Is the world over-populated now?  No, in the sense that there is enough food and water to feed everyone, and enough energy to sustain the status quo.  However, it is uncertain (perhaps even doubtful)–given the threats of climate change, soil erosion, and depletion of water supplies and fossil fuels—whether the status quo can be maintained.  Technology is the wildcard, since every previous boom in population has been aided by advances in technology.  However, with the depletion of cheap energy from fossil fuels  and the need, driven by climate change, to cut back on fossil fuels before they run out, it is not obvious that human ingenuity will, deus ex machina, produce solutions to these problems.  It is certainly something I would work towards, but would not want to count on uncritically.

Will a world of 9 billion people be over-populated?  Again, the concerns above about scarce resources will only be exacerbated  by an increase in population.  Further, looking along the axes of population and consumption, we have to ask how these 9 billion people will be supported.  It is estimated that the world could feed 9 billion people; doing so equitably would require the first world (and prosperous developing nations like China) to scale back their consumption of meat considerably.  The same applies to other forms of consumption:  for the first world to maintain its current levels of consumption while the population expands by another 2 billion people means that the vast majority of people in the world will continue to get by on very little, while the select few (say 1-1.5 billion people in North America, Europe and Japan and a few other enclaves) consume the vast majority of the world’s resources.  (Images of the rich man and Lazarus naturally present themselves.)

I think that this outline establishes that over-population is at least potentially a very serious problem, one which impacts upon all people and upon the Earth itself.    But the Catholic Church seems to be in denial, arguing, sometimes vociferously, that it is not a problem.  Two documents, both from Pro-Life Secretariat of the USCCB, make this point clear.  The first is called The Myth of Over-Population.  The second is called Ten Great Reasons to Have Another Child. While the latter could be interpreted as only arguing against the trend of childless or single child families, but the arguments about the impending “population crash” suggest otherwise.   Also, anecdotally, the broader context suggests that world population is not an issue for some Catholics. The daughter of friends of mine (quite conservative Catholics) was interested in going to the University of Steubenville, and she and her mother went for a visit.  The mother told me that during the parent events many of the moms were bragging about the size of their families (8 to 10 kids) and she felt a real sense of scorn when she announced she had two children.

Turning to the first article, the bulk of it is not devoted to over-population per se, but rather to criticizing the coercive means (abortion and forced sterilizations) adopted in some places (such as China and India) to combat it.  It does not logically follow from the fact that the solution is flawed that the problem does not exist.  Neither, in a related vein, does the fact that some people who raise concerns about over-population supported eugenics or other racist ideas.  By way of analogy:  that Hitler was a vegetarian says nothing about the ethical nature of vegetarianism.

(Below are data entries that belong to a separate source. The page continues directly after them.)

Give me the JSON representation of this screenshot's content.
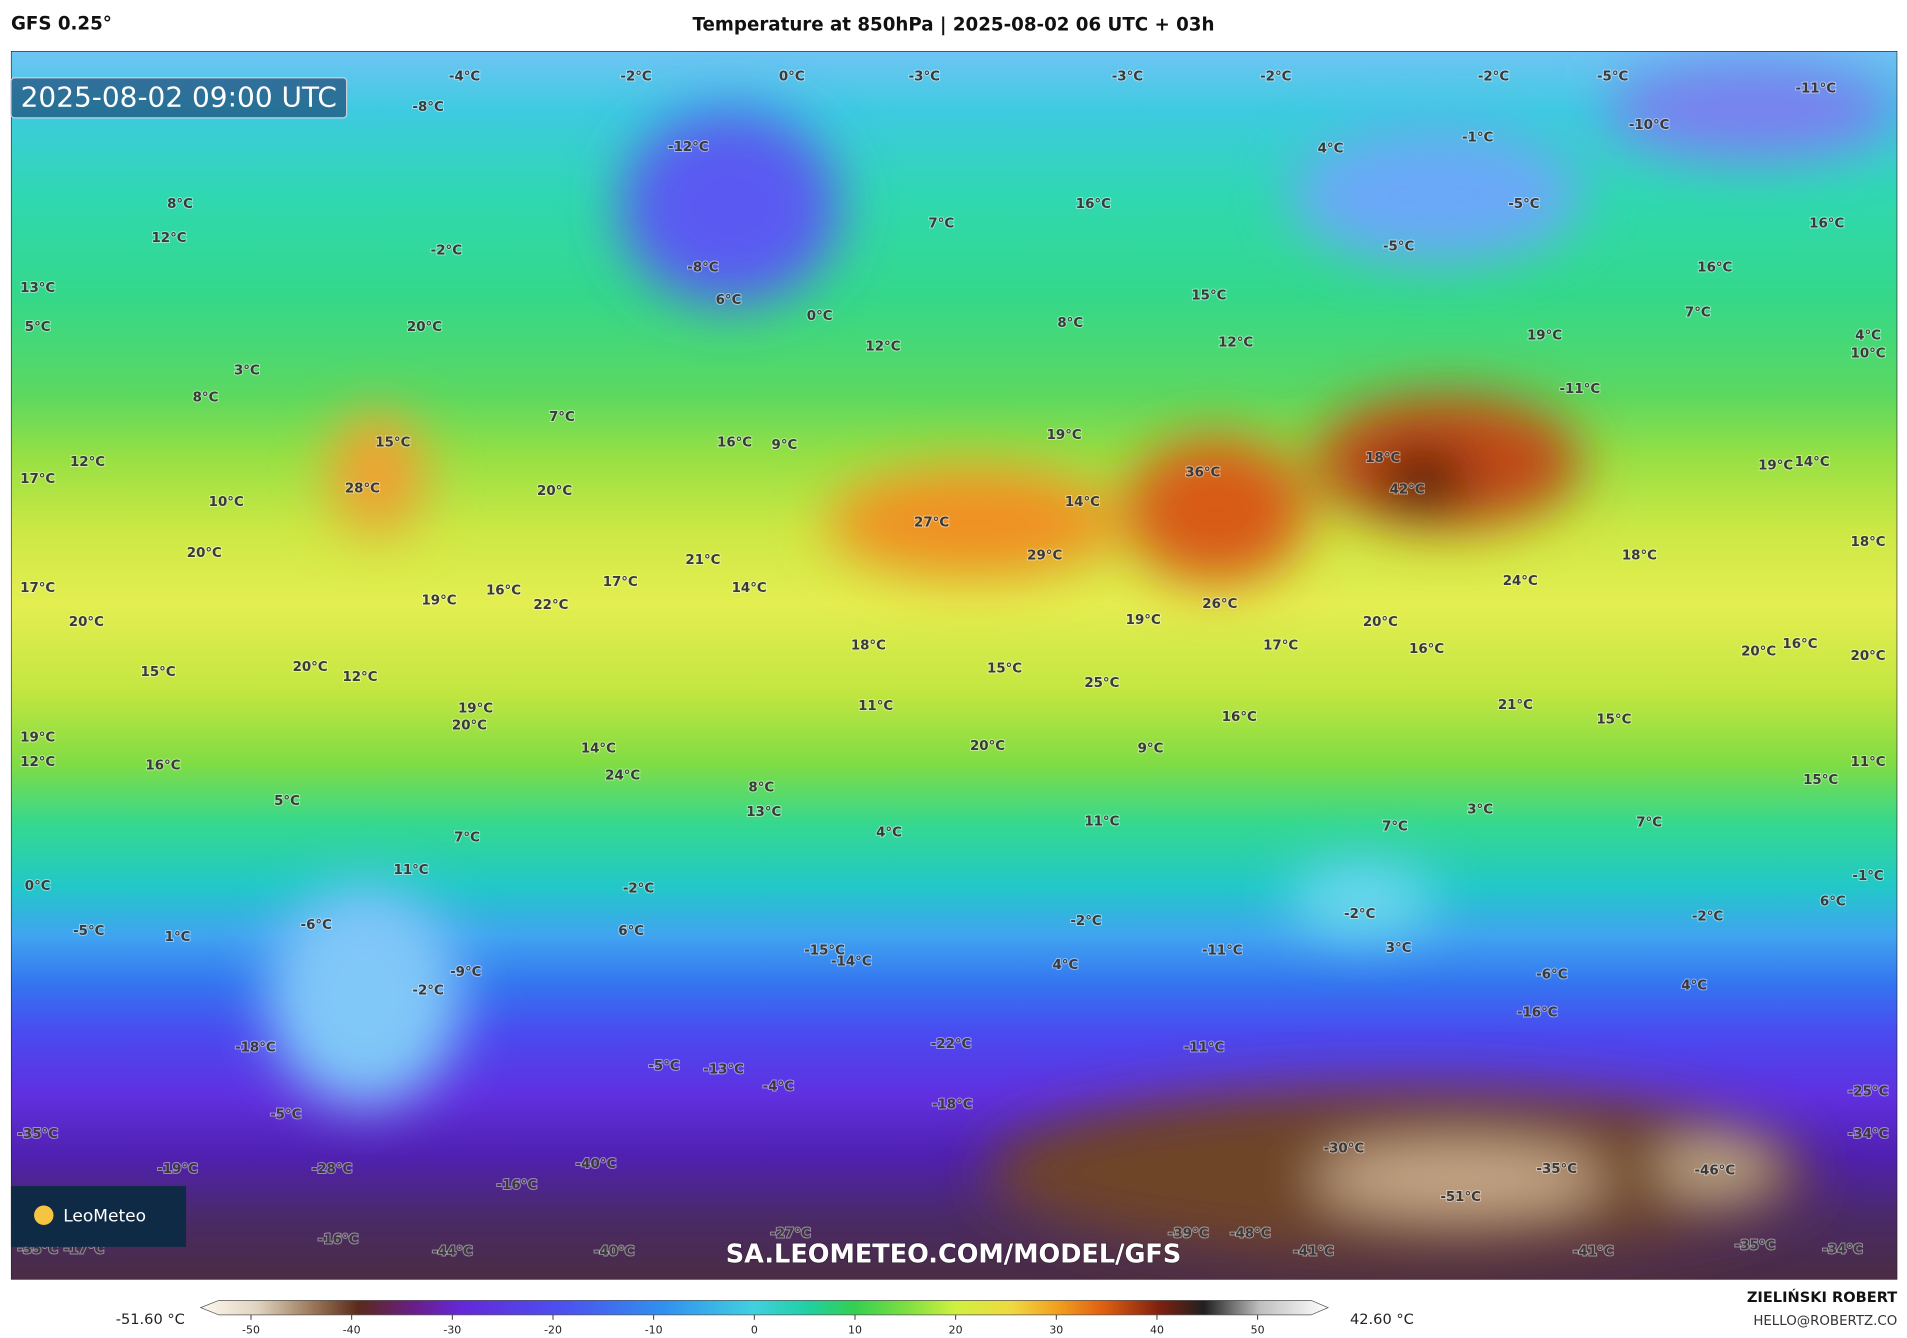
{
  "header": {
    "model": "GFS 0.25°",
    "title": "Temperature at 850hPa | 2025-08-02 06 UTC + 03h"
  },
  "timestamp": "2025-08-02 09:00 UTC",
  "logo": "LeoMeteo",
  "watermark": "SA.LEOMETEO.COM/MODEL/GFS",
  "author": {
    "name": "ZIELIŃSKI ROBERT",
    "email": "HELLO@ROBERTZ.CO"
  },
  "colorbar": {
    "min_label": "-51.60 °C",
    "max_label": "42.60 °C",
    "range": [
      -55,
      57
    ],
    "ticks": [
      -50,
      -40,
      -30,
      -20,
      -10,
      0,
      10,
      20,
      30,
      40,
      50
    ]
  },
  "map_labels": [
    "-4°C",
    "-2°C",
    "0°C",
    "-3°C",
    "-3°C",
    "-2°C",
    "-2°C",
    "-5°C",
    "-11°C",
    "-8°C",
    "-12°C",
    "-10°C",
    "4°C",
    "-1°C",
    "8°C",
    "7°C",
    "16°C",
    "-5°C",
    "16°C",
    "12°C",
    "-2°C",
    "-8°C",
    "6°C",
    "-5°C",
    "16°C",
    "13°C",
    "15°C",
    "0°C",
    "5°C",
    "20°C",
    "8°C",
    "7°C",
    "12°C",
    "12°C",
    "19°C",
    "4°C",
    "10°C",
    "3°C",
    "8°C",
    "-11°C",
    "7°C",
    "15°C",
    "16°C",
    "9°C",
    "19°C",
    "18°C",
    "36°C",
    "42°C",
    "19°C",
    "14°C",
    "17°C",
    "12°C",
    "28°C",
    "20°C",
    "10°C",
    "14°C",
    "27°C",
    "18°C",
    "20°C",
    "21°C",
    "29°C",
    "18°C",
    "17°C",
    "17°C",
    "14°C",
    "19°C",
    "16°C",
    "22°C",
    "26°C",
    "24°C",
    "20°C",
    "19°C",
    "20°C",
    "17°C",
    "16°C",
    "18°C",
    "16°C",
    "20°C",
    "20°C",
    "15°C",
    "20°C",
    "12°C",
    "15°C",
    "25°C",
    "19°C",
    "20°C",
    "11°C",
    "16°C",
    "21°C",
    "15°C",
    "19°C",
    "12°C",
    "16°C",
    "14°C",
    "20°C",
    "9°C",
    "11°C",
    "24°C",
    "8°C",
    "15°C",
    "5°C",
    "13°C",
    "3°C",
    "11°C",
    "7°C",
    "7°C",
    "7°C",
    "4°C",
    "11°C",
    "-1°C",
    "0°C",
    "-2°C",
    "6°C",
    "-2°C",
    "-2°C",
    "-6°C",
    "-2°C",
    "-5°C",
    "1°C",
    "6°C",
    "3°C",
    "-15°C",
    "-14°C",
    "-11°C",
    "4°C",
    "-9°C",
    "-6°C",
    "-2°C",
    "4°C",
    "-16°C",
    "-18°C",
    "-22°C",
    "-11°C",
    "-5°C",
    "-13°C",
    "-4°C",
    "-25°C",
    "-5°C",
    "-18°C",
    "-35°C",
    "-34°C",
    "-30°C",
    "-19°C",
    "-28°C",
    "-40°C",
    "-35°C",
    "-46°C",
    "-16°C",
    "-51°C",
    "-27°C",
    "-39°C",
    "-48°C",
    "-16°C",
    "-35°C",
    "-17°C",
    "-44°C",
    "-40°C",
    "-41°C",
    "-41°C",
    "-35°C",
    "-34°C"
  ]
}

The remainder of the article lays out a series of facile arguments that really do not work.  The first is technological optimism:  up until now we have always been able to use technology to expand our resource supply, so we always will be able to do so.   As I noted above, there are credible reasons for thinking otherwise.  The second is a mis-analysis of demographic trends.  It points out, correctly, that many countries, such as France, lowered their population growth rate “naturally” and this will happen everywhere without intervention or concern.  However, it is worth noting that France in the 19th century accomplished this by widespread use of contraception (either barrier methods or the withdrawal method).  Noonan discusses the Church’s response to this in great detail in his book on contraception.    The third in the peroration, is what I call the “there is plenty of room” argument:

Next time you are in an airplane flying virtually anywhere in the world, even in the very populous United States, look down from on high and what you will see is a remarkably empty planet straining to be made a garden by more of us.

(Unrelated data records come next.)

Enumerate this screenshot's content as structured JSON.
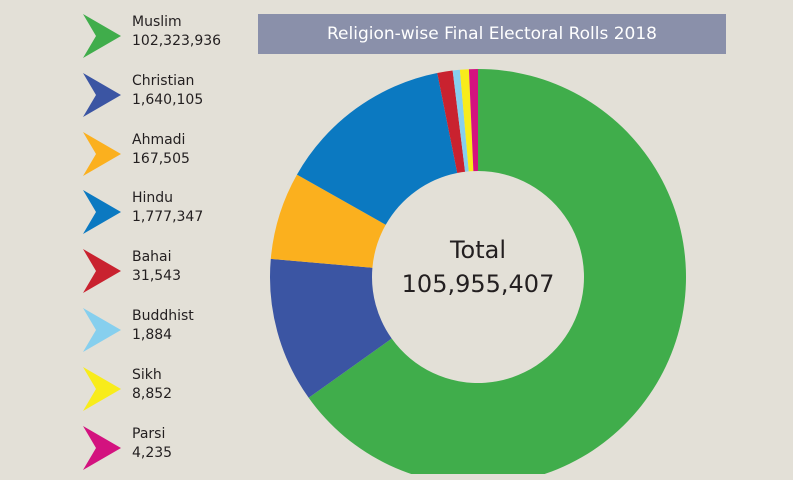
{
  "chart_data": {
    "type": "pie",
    "variant": "donut",
    "title": "Religion-wise Final Electoral Rolls 2018",
    "center_label": "Total",
    "total": "105,955,407",
    "legend_position": "left",
    "slices": [
      {
        "name": "Muslim",
        "value": 102323936,
        "label": "102,323,936",
        "color": "#40ad4b"
      },
      {
        "name": "Christian",
        "value": 1640105,
        "label": "1,640,105",
        "color": "#3b55a3"
      },
      {
        "name": "Ahmadi",
        "value": 167505,
        "label": "167,505",
        "color": "#fbb01e"
      },
      {
        "name": "Hindu",
        "value": 1777347,
        "label": "1,777,347",
        "color": "#0b79c1"
      },
      {
        "name": "Bahai",
        "value": 31543,
        "label": "31,543",
        "color": "#c9222f"
      },
      {
        "name": "Buddhist",
        "value": 1884,
        "label": "1,884",
        "color": "#86cfee"
      },
      {
        "name": "Sikh",
        "value": 8852,
        "label": "8,852",
        "color": "#f8ec1b"
      },
      {
        "name": "Parsi",
        "value": 4235,
        "label": "4,235",
        "color": "#d3127f"
      }
    ]
  }
}
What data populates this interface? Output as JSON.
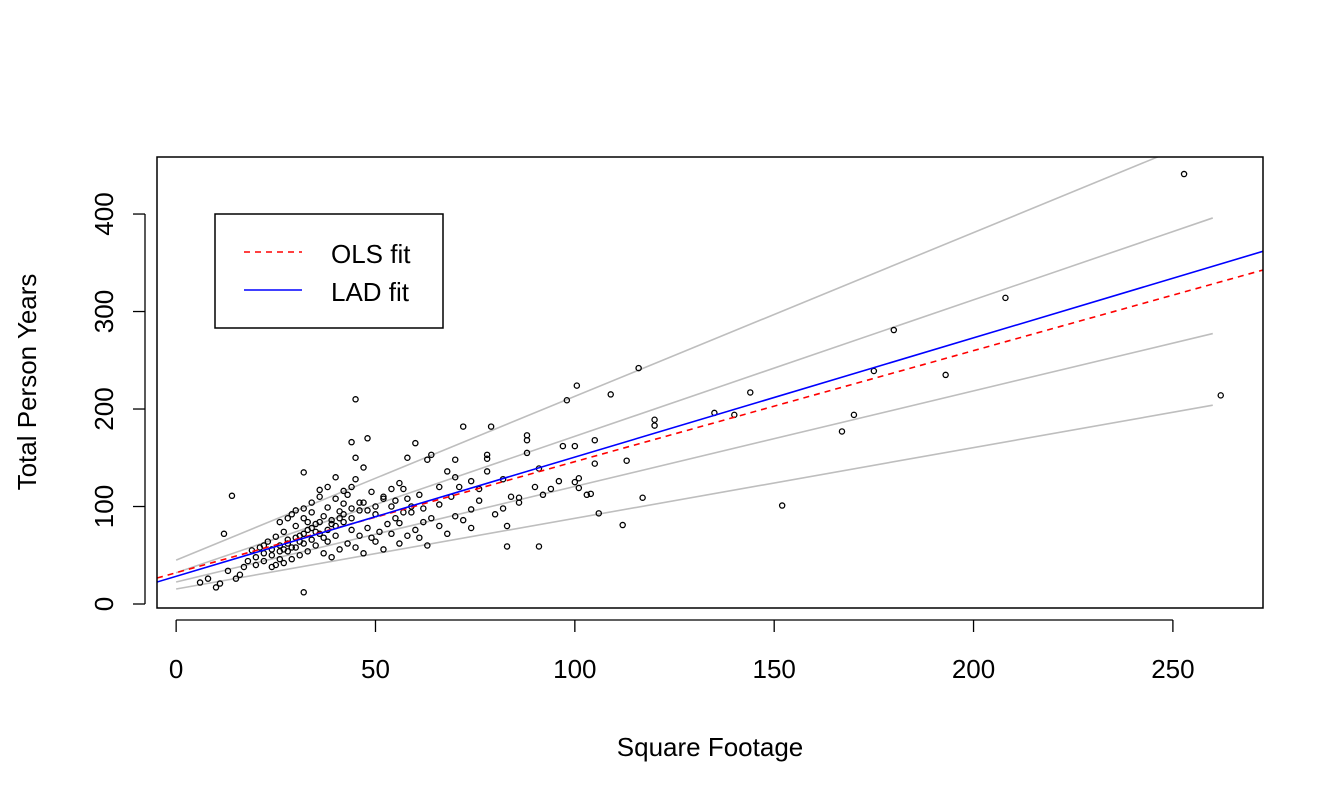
{
  "chart_data": {
    "type": "scatter",
    "title": "",
    "xlabel": "Square Footage",
    "ylabel": "Total Person Years",
    "xlim": [
      -4.8,
      272.6
    ],
    "ylim": [
      -4.1,
      458.5
    ],
    "xticks": [
      0,
      50,
      100,
      150,
      200,
      250
    ],
    "yticks": [
      0,
      100,
      200,
      300,
      400
    ],
    "grid": false,
    "legend": {
      "placement": "top-left",
      "entries": [
        {
          "label": "OLS fit",
          "color": "#ff0000",
          "style": "dashed"
        },
        {
          "label": "LAD fit",
          "color": "#0000ff",
          "style": "solid"
        }
      ]
    },
    "fit_lines": [
      {
        "name": "OLS fit",
        "intercept": 32.1,
        "slope": 1.139,
        "color": "#ff0000",
        "style": "dashed",
        "x_range": [
          -4.8,
          272.6
        ]
      },
      {
        "name": "LAD fit",
        "intercept": 28.4,
        "slope": 1.223,
        "color": "#0000ff",
        "style": "solid",
        "x_range": [
          -4.8,
          272.6
        ]
      }
    ],
    "quantile_lines": {
      "color": "#bebebe",
      "lines": [
        {
          "intercept": 45,
          "slope": 1.68,
          "x_range": [
            0,
            260
          ]
        },
        {
          "intercept": 32,
          "slope": 1.4,
          "x_range": [
            0,
            260
          ]
        },
        {
          "intercept": 22.6,
          "slope": 0.98,
          "x_range": [
            0,
            260
          ]
        },
        {
          "intercept": 15.4,
          "slope": 0.725,
          "x_range": [
            0,
            260
          ]
        }
      ]
    },
    "points": [
      [
        252.8,
        441
      ],
      [
        208,
        314
      ],
      [
        180,
        281
      ],
      [
        175,
        239
      ],
      [
        193,
        235
      ],
      [
        170,
        194
      ],
      [
        167,
        177
      ],
      [
        152,
        101
      ],
      [
        262,
        214
      ],
      [
        144,
        217
      ],
      [
        135,
        196
      ],
      [
        140,
        194
      ],
      [
        116,
        242
      ],
      [
        109,
        215
      ],
      [
        100.5,
        224
      ],
      [
        97,
        162
      ],
      [
        100,
        162
      ],
      [
        98,
        209
      ],
      [
        120,
        189
      ],
      [
        120,
        183
      ],
      [
        117,
        109
      ],
      [
        113,
        147
      ],
      [
        112,
        81
      ],
      [
        106,
        93
      ],
      [
        105,
        168
      ],
      [
        105,
        144
      ],
      [
        103,
        112
      ],
      [
        104,
        113
      ],
      [
        101,
        129
      ],
      [
        101,
        119
      ],
      [
        100,
        125
      ],
      [
        91,
        59
      ],
      [
        91,
        139
      ],
      [
        88,
        168
      ],
      [
        88,
        173
      ],
      [
        88,
        155
      ],
      [
        86,
        109
      ],
      [
        83,
        80
      ],
      [
        83,
        59
      ],
      [
        79,
        182
      ],
      [
        78,
        153
      ],
      [
        78,
        149
      ],
      [
        72,
        182
      ],
      [
        70,
        148
      ],
      [
        68,
        136
      ],
      [
        64,
        153
      ],
      [
        63,
        148
      ],
      [
        60,
        165
      ],
      [
        45,
        210
      ],
      [
        44,
        166
      ],
      [
        48,
        170
      ],
      [
        32,
        135
      ],
      [
        14,
        111
      ],
      [
        12,
        72
      ],
      [
        32,
        12
      ],
      [
        56,
        83
      ],
      [
        58,
        150
      ],
      [
        59,
        94
      ],
      [
        76,
        118
      ],
      [
        74,
        97
      ],
      [
        71,
        120
      ],
      [
        69,
        110
      ],
      [
        66,
        102
      ],
      [
        62,
        98
      ],
      [
        61,
        112
      ],
      [
        57,
        118
      ],
      [
        55,
        106
      ],
      [
        54,
        100
      ],
      [
        52,
        108
      ],
      [
        50,
        92
      ],
      [
        49,
        115
      ],
      [
        47,
        104
      ],
      [
        46,
        96
      ],
      [
        45,
        128
      ],
      [
        44,
        88
      ],
      [
        43,
        112
      ],
      [
        42,
        103
      ],
      [
        41,
        95
      ],
      [
        40,
        108
      ],
      [
        39,
        86
      ],
      [
        38,
        99
      ],
      [
        37,
        90
      ],
      [
        36,
        117
      ],
      [
        35,
        82
      ],
      [
        34,
        94
      ],
      [
        33,
        76
      ],
      [
        32,
        88
      ],
      [
        31,
        70
      ],
      [
        30,
        80
      ],
      [
        29,
        92
      ],
      [
        28,
        66
      ],
      [
        27,
        74
      ],
      [
        26,
        60
      ],
      [
        25,
        69
      ],
      [
        24,
        56
      ],
      [
        23,
        64
      ],
      [
        22,
        52
      ],
      [
        21,
        58
      ],
      [
        20,
        48
      ],
      [
        19,
        55
      ],
      [
        18,
        44
      ],
      [
        17,
        38
      ],
      [
        16,
        30
      ],
      [
        15,
        26
      ],
      [
        13,
        34
      ],
      [
        11,
        21
      ],
      [
        10,
        17
      ],
      [
        8,
        26
      ],
      [
        6,
        22
      ],
      [
        22,
        44
      ],
      [
        24,
        38
      ],
      [
        26,
        46
      ],
      [
        28,
        54
      ],
      [
        30,
        58
      ],
      [
        32,
        62
      ],
      [
        34,
        66
      ],
      [
        36,
        72
      ],
      [
        38,
        76
      ],
      [
        40,
        80
      ],
      [
        42,
        84
      ],
      [
        44,
        76
      ],
      [
        46,
        70
      ],
      [
        48,
        78
      ],
      [
        50,
        64
      ],
      [
        52,
        56
      ],
      [
        54,
        72
      ],
      [
        56,
        62
      ],
      [
        58,
        70
      ],
      [
        60,
        76
      ],
      [
        62,
        84
      ],
      [
        64,
        88
      ],
      [
        66,
        80
      ],
      [
        68,
        72
      ],
      [
        70,
        90
      ],
      [
        72,
        86
      ],
      [
        74,
        78
      ],
      [
        76,
        106
      ],
      [
        80,
        92
      ],
      [
        82,
        98
      ],
      [
        84,
        110
      ],
      [
        86,
        104
      ],
      [
        90,
        120
      ],
      [
        92,
        112
      ],
      [
        94,
        118
      ],
      [
        96,
        126
      ],
      [
        66,
        120
      ],
      [
        70,
        130
      ],
      [
        74,
        126
      ],
      [
        78,
        136
      ],
      [
        82,
        128
      ],
      [
        35,
        60
      ],
      [
        33,
        54
      ],
      [
        31,
        50
      ],
      [
        29,
        46
      ],
      [
        27,
        42
      ],
      [
        25,
        40
      ],
      [
        37,
        52
      ],
      [
        39,
        48
      ],
      [
        41,
        56
      ],
      [
        43,
        62
      ],
      [
        45,
        58
      ],
      [
        47,
        52
      ],
      [
        49,
        68
      ],
      [
        51,
        74
      ],
      [
        53,
        82
      ],
      [
        55,
        88
      ],
      [
        57,
        94
      ],
      [
        59,
        100
      ],
      [
        61,
        68
      ],
      [
        63,
        60
      ],
      [
        20,
        40
      ],
      [
        22,
        60
      ],
      [
        24,
        50
      ],
      [
        26,
        54
      ],
      [
        28,
        62
      ],
      [
        30,
        68
      ],
      [
        32,
        72
      ],
      [
        34,
        78
      ],
      [
        36,
        84
      ],
      [
        38,
        64
      ],
      [
        40,
        70
      ],
      [
        42,
        92
      ],
      [
        44,
        98
      ],
      [
        46,
        104
      ],
      [
        48,
        96
      ],
      [
        50,
        100
      ],
      [
        52,
        110
      ],
      [
        54,
        118
      ],
      [
        56,
        124
      ],
      [
        58,
        108
      ],
      [
        45,
        150
      ],
      [
        47,
        140
      ],
      [
        40,
        130
      ],
      [
        38,
        120
      ],
      [
        36,
        110
      ],
      [
        34,
        104
      ],
      [
        32,
        98
      ],
      [
        30,
        96
      ],
      [
        28,
        88
      ],
      [
        26,
        84
      ],
      [
        42,
        116
      ],
      [
        44,
        120
      ],
      [
        41,
        88
      ],
      [
        39,
        82
      ],
      [
        37,
        68
      ],
      [
        35,
        74
      ],
      [
        33,
        84
      ],
      [
        31,
        64
      ],
      [
        29,
        58
      ],
      [
        27,
        56
      ]
    ]
  }
}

This is a variant of the technological optimism argument, but it is so prevalent that it needs to be addressed separately.  Variations are legion:  the world population could comfortably live in Texas, Montana, the LA basin, with “acceptable” population densities.  The calculations supporting these arguments all ignore infrastructure needs (roads, schools, stores) and the question of resources:  we can put everyone in Texas, but there isn’t enough water in Texas for them all.  We can redistribute population over the entire planet with a population density less than France, but if we simply cannot produce enough food for them, then population density is moot.

How to move forward?  I am sure that I am going to be criticized vociferously about this post.  Thoughtful responses are welcome:  slams and nasty attacks will go in the trash without comment.   As a first step, I would propose looking more closely at one sentence written by Benedict XVI in Caritas in Veritate:

Due attention must obviously be given to responsible procreation, which among other things has a positive contribution to make to integral human development.

How, in light of the real issues outlined above, should we understand “responsible procreation”?